The result is a decision-support system that reduces an impossible review space to a manageable one. Instead of manually evaluating roughly 300,000 supplier references, the business focuses on a shortlist of candidates with verified marketplace presence, margins modeled against full price distributions, measured competition, calibrated demand indicators, classification labels with confidence scores, and a documented explanation of why each product survived the funnel — and why every other product did not.

The shape of the ending is deliberate: the pipeline prepares, the human approves. It is the same human-gate pattern, at a much larger scale, as the deployment queue that records what an AI assistant changed without granting it permission to ship — in both systems, the automated actor produces a structured, inspectable artifact, and the decision that carries real risk stays with the person who owns the consequences.

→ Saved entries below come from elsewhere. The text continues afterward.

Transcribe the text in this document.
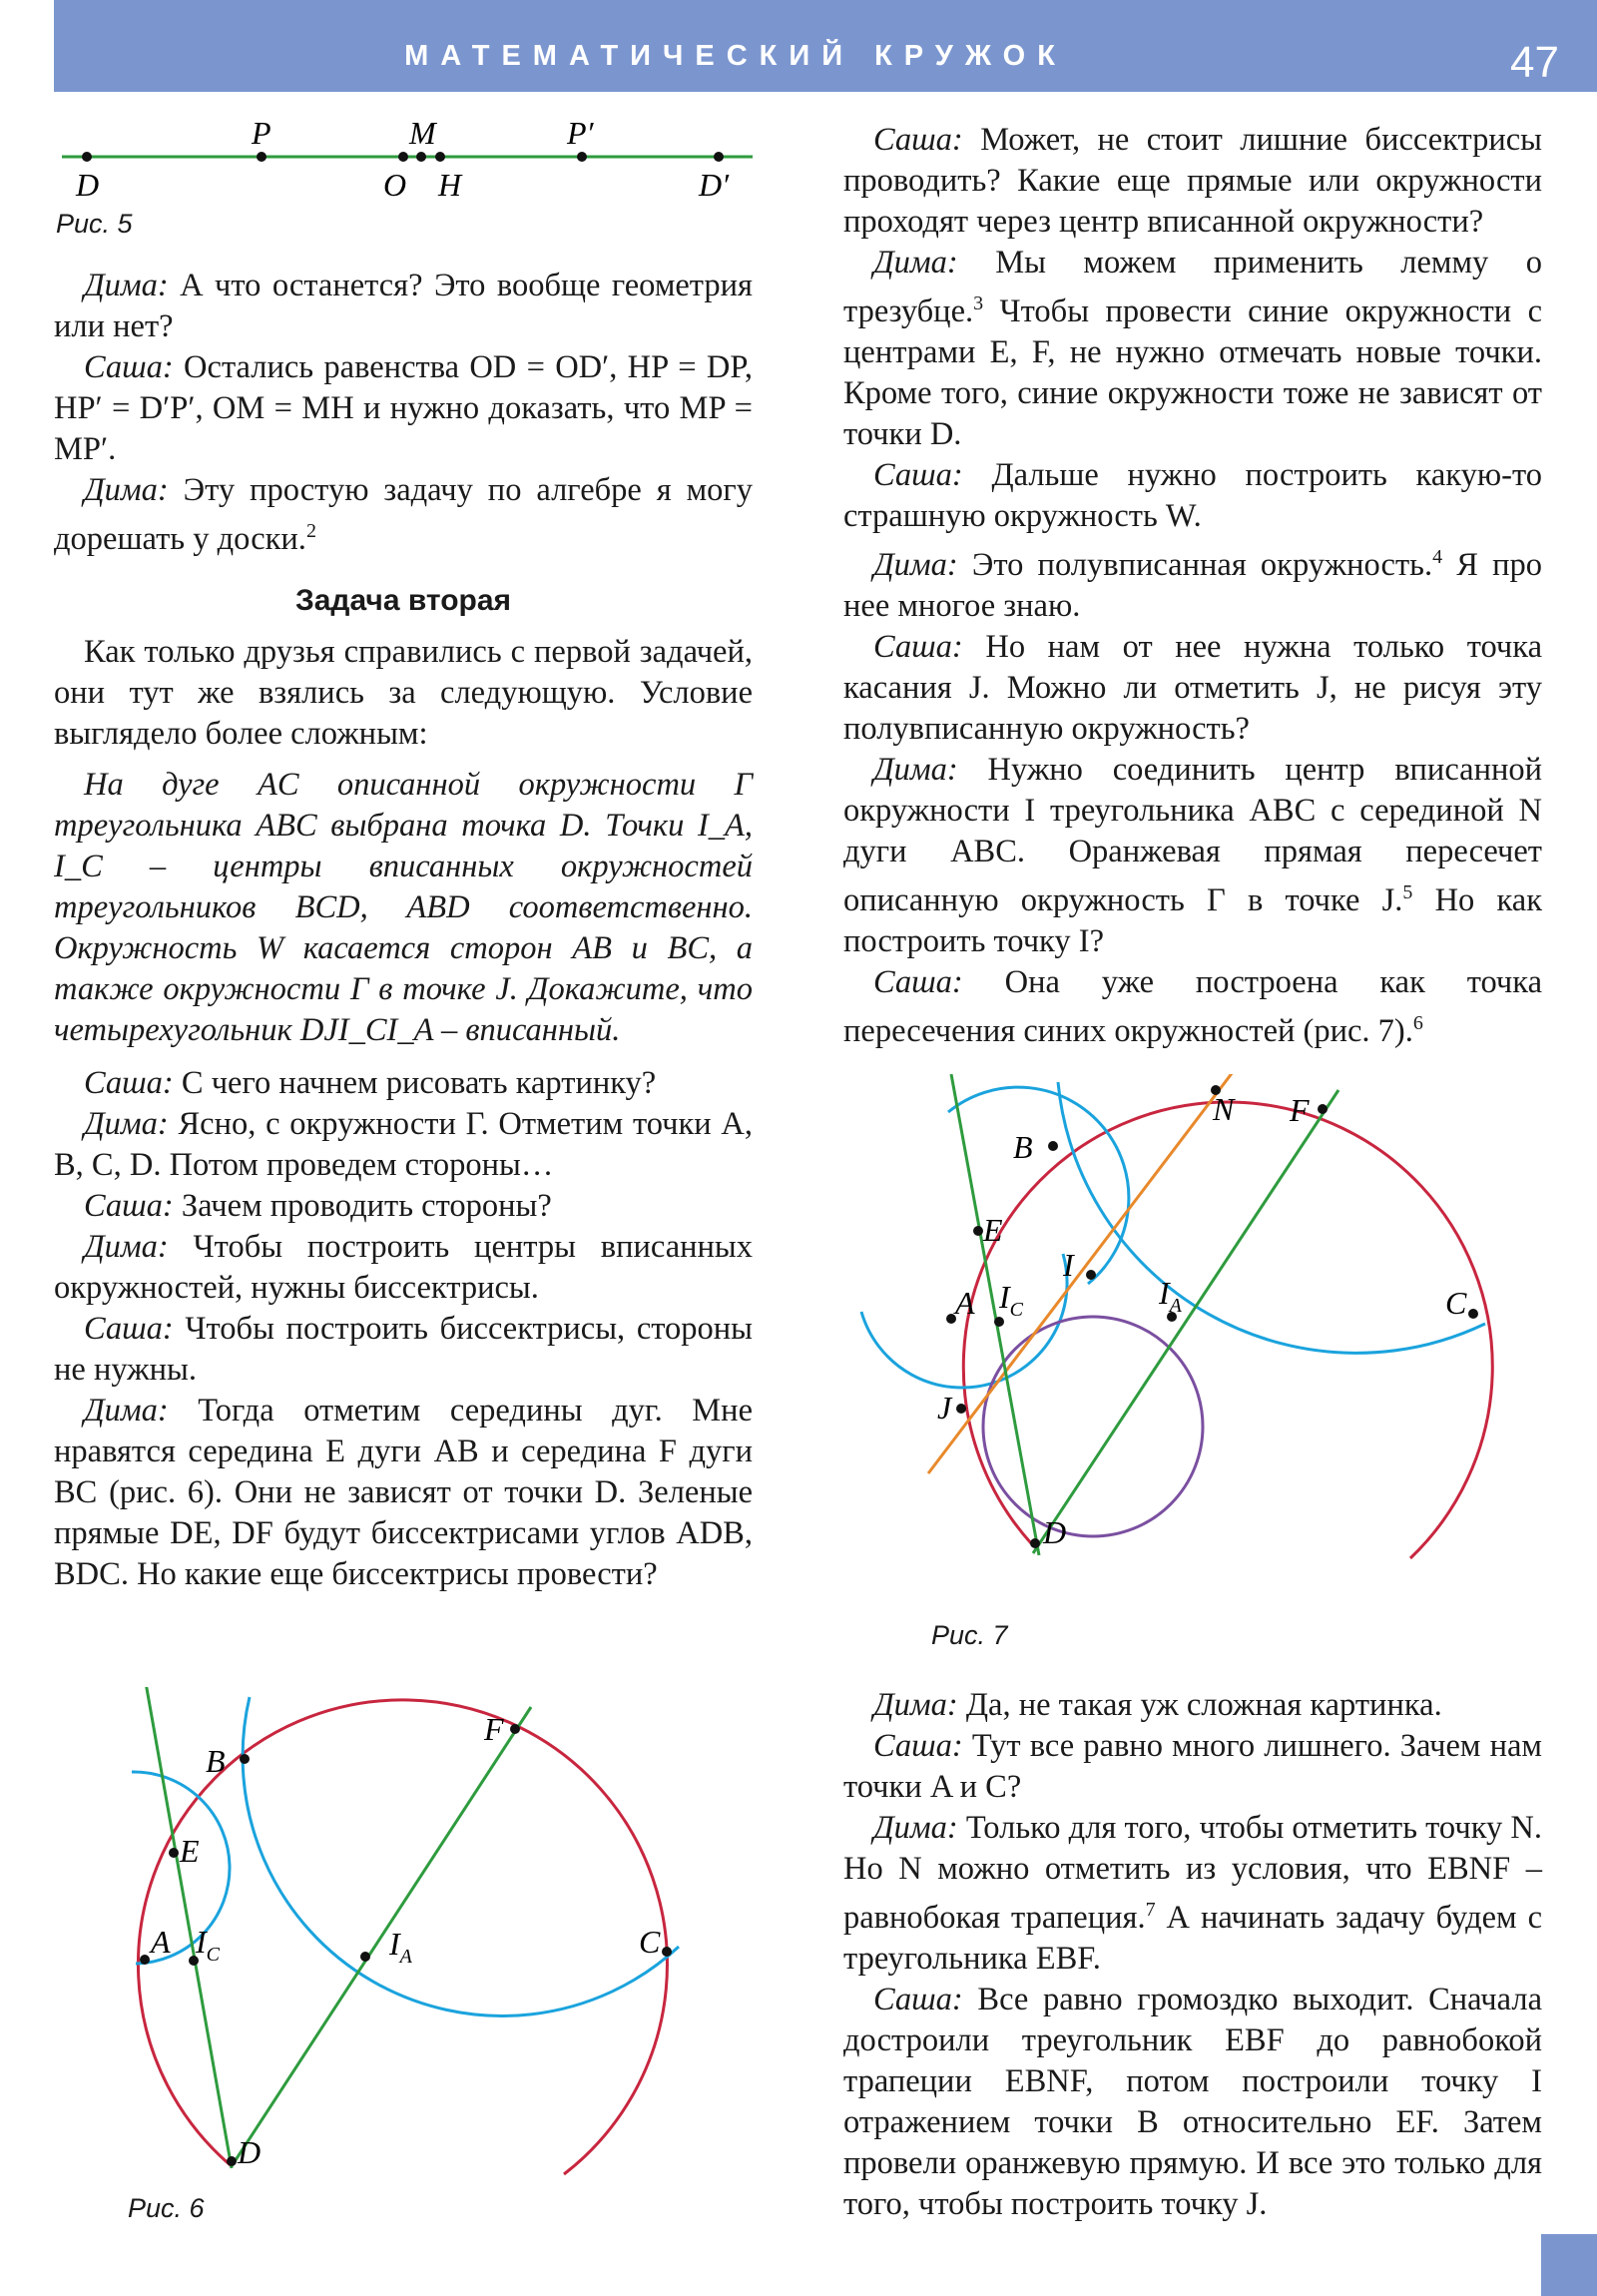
МАТЕМАТИЧЕСКИЙ КРУЖОК	47
P	M	P′
D	O H	D′
Рис. 5

Дима: А что останется? Это вообще геометрия или нет?

Саша: Остались равенства OD = OD′, HP = DP, HP′ = D′P′, OM = MH и нужно доказать, что MP = MP′.

Дима: Эту простую задачу по алгебре я могу дорешать у доски.$^2$

Задача вторая

Как только друзья справились с первой задачей, они тут же взялись за следующую. Условие выглядело более сложным:

На дуге AC описанной окружности Γ треугольника ABC выбрана точка D. Точки I_A, I_C – центры вписанных окружностей треугольников BCD, ABD соответственно. Окружность W касается сторон AB и BC, а также окружности Γ в точке J. Докажите, что четырехугольник DJI_CI_A – вписанный.

Саша: С чего начнем рисовать картинку?

Дима: Ясно, с окружности Γ. Отметим точки A, B, C, D. Потом проведем стороны…

Саша: Зачем проводить стороны?

Дима: Чтобы построить центры вписанных окружностей, нужны биссектрисы.

Саша: Чтобы построить биссектрисы, стороны не нужны.

Дима: Тогда отметим середины дуг. Мне нравятся середина E дуги AB и середина F дуги BC (рис. 6). Они не зависят от точки D. Зеленые прямые DE, DF будут биссектрисами углов ADB, BDC. Но какие еще биссектрисы провести?

B
F
E
A $I_C$	$I_A$	C
D
Рис. 6

Саша: Может, не стоит лишние биссектрисы проводить? Какие еще прямые или окружности проходят через центр вписанной окружности?

Дима: Мы можем применить лемму о трезубце.$^3$ Чтобы провести синие окружности с центрами E, F, не нужно отмечать новые точки. Кроме того, синие окружности тоже не зависят от точки D.

Саша: Дальше нужно построить какую-то страшную окружность W.

Дима: Это полувписанная окружность.$^4$ Я про нее многое знаю.

Саша: Но нам от нее нужна только точка касания J. Можно ли отметить J, не рисуя эту полувписанную окружность?

Дима: Нужно соединить центр вписанной окружности I треугольника ABC с серединой N дуги ABC. Оранжевая прямая пересечет описанную окружность Γ в точке J.$^5$ Но как построить точку I?

Саша: Она уже построена как точка пересечения синих окружностей (рис. 7).$^6$

N F
B
E
I
A $I_C$	$I_A$	C
J
D
Рис. 7

Дима: Да, не такая уж сложная картинка.

Саша: Тут все равно много лишнего. Зачем нам точки A и C?

Дима: Только для того, чтобы отметить точку N. Но N можно отметить из условия, что EBNF – равнобокая трапеция.$^7$ А начинать задачу будем с треугольника EBF.

Саша: Все равно громоздко выходит. Сначала достроили треугольник EBF до равнобокой трапеции EBNF, потом построили точку I отражением точки B относительно EF. Затем провели оранжевую прямую. И все это только для того, чтобы построить точку J.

The most important lesson is that useful AI systems rarely begin with the model. They begin with the workflow. The LLM in this pipeline matters, but only in one stage — and that is exactly why it is useful. If the whole pipeline depended on the model, it would be expensive, opaque and difficult to control. If the pipeline ignored language ambiguity entirely, it would drown in false matches. The practical solution sits between those extremes: deterministic engineering for everything that can be made deterministic, and AI only where text ambiguity makes rules genuinely weak. It is the same conclusion reached in building a self-improving image recognition pipeline without training a model: the value comes from the structure around the model, not from asking the model to be the structure.

For me, this is the more serious direction for AI in e-commerce and operational systems. Not a chatbot attached to the side of the business, but a carefully placed component inside the decision processes that determine what the business should do. It removes noise, classifies ambiguity, accelerates repetitive analysis, and gives the human decision-maker a structured shortlist instead of a raw catalog.

The value is not in asking the model to be brilliant. The value is in designing a system where the model only has to be useful.